Nepal is currently benefiting from a demographic dividend. Its working-age population is expected to continue growing strongly through about 2025. To better harness the demographic dividend, the private sector must play a larger role in driving economic activity, and creating quality jobs. To provide a supporting environment for private investment, and to attract foreign direct investment, reforms are needed to address important gaps in the size and quality of the infrastructure network as well as streamline regulations and bureaucratic processes.

What sort of adjustments in fiscal policy is required after the corona crisis is over?

The Covid-19 pandemic underscores the need to adopt, over time, broader enhancements to tax and expenditure policies that reduce vulnerabilities and boost medium-term growth. Improving social insurance schemes and safety nets can help protect people in the face of this pandemic and future adverse shocks. Investing for the future—health care systems, education, and infrastructure—remains an important priority so that countries can make progress toward their Sustainable Development Goals. Putting these plans in a comprehensive medium-term fiscal framework is important. Once economies recover, we need to ensure progress on ensuring debt sustainability. 

How will the IMF support countries in the next phase, if the crisis prolongs?

To address ongoing needs of the countries, the IMF has $1 trillion in lending capacity. As noted above, emergency financing, other concessional financing, and debt relief for the poorest countries will substantially help them respond to this crisis.

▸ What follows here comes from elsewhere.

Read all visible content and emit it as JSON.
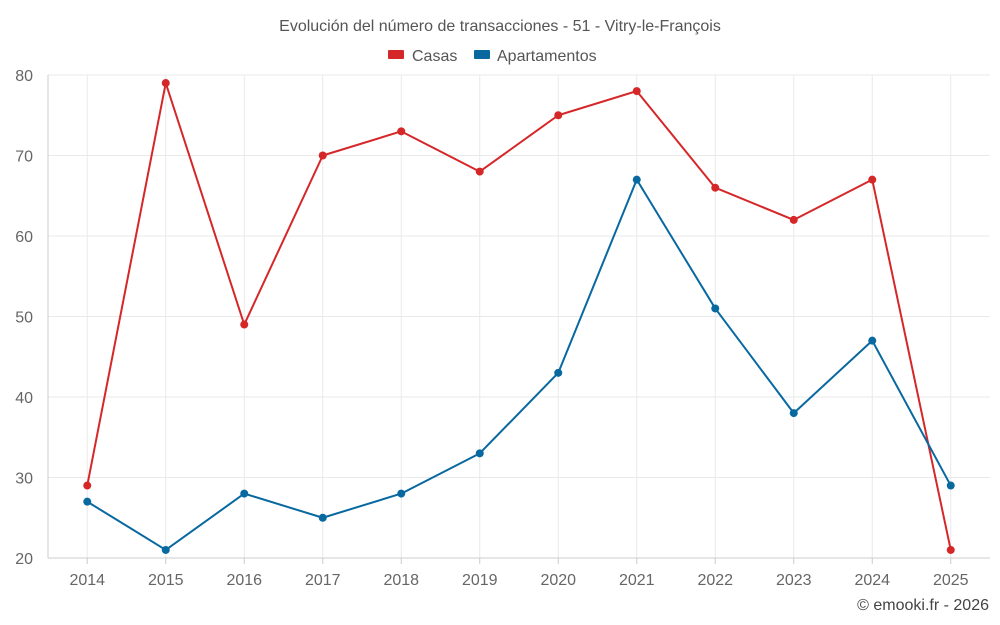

The IMF’s policy advice and capacity development support to countries is also responding rapidly and adapting to evolving realities. We are producing a series of notes on different fiscal policy and management measures to respond to the Covid-19 crises, which you can see on the IMF website. Our Fiscal Monitor has included granular details on the types of fiscal measures selected countries are taking. We are developing new initiatives to deliver country-specific, granular “virtual” capacity development support on revenue (tax policy and administration) and spending (public financial management and expenditure policy) challenges that countries are facing during this crisis.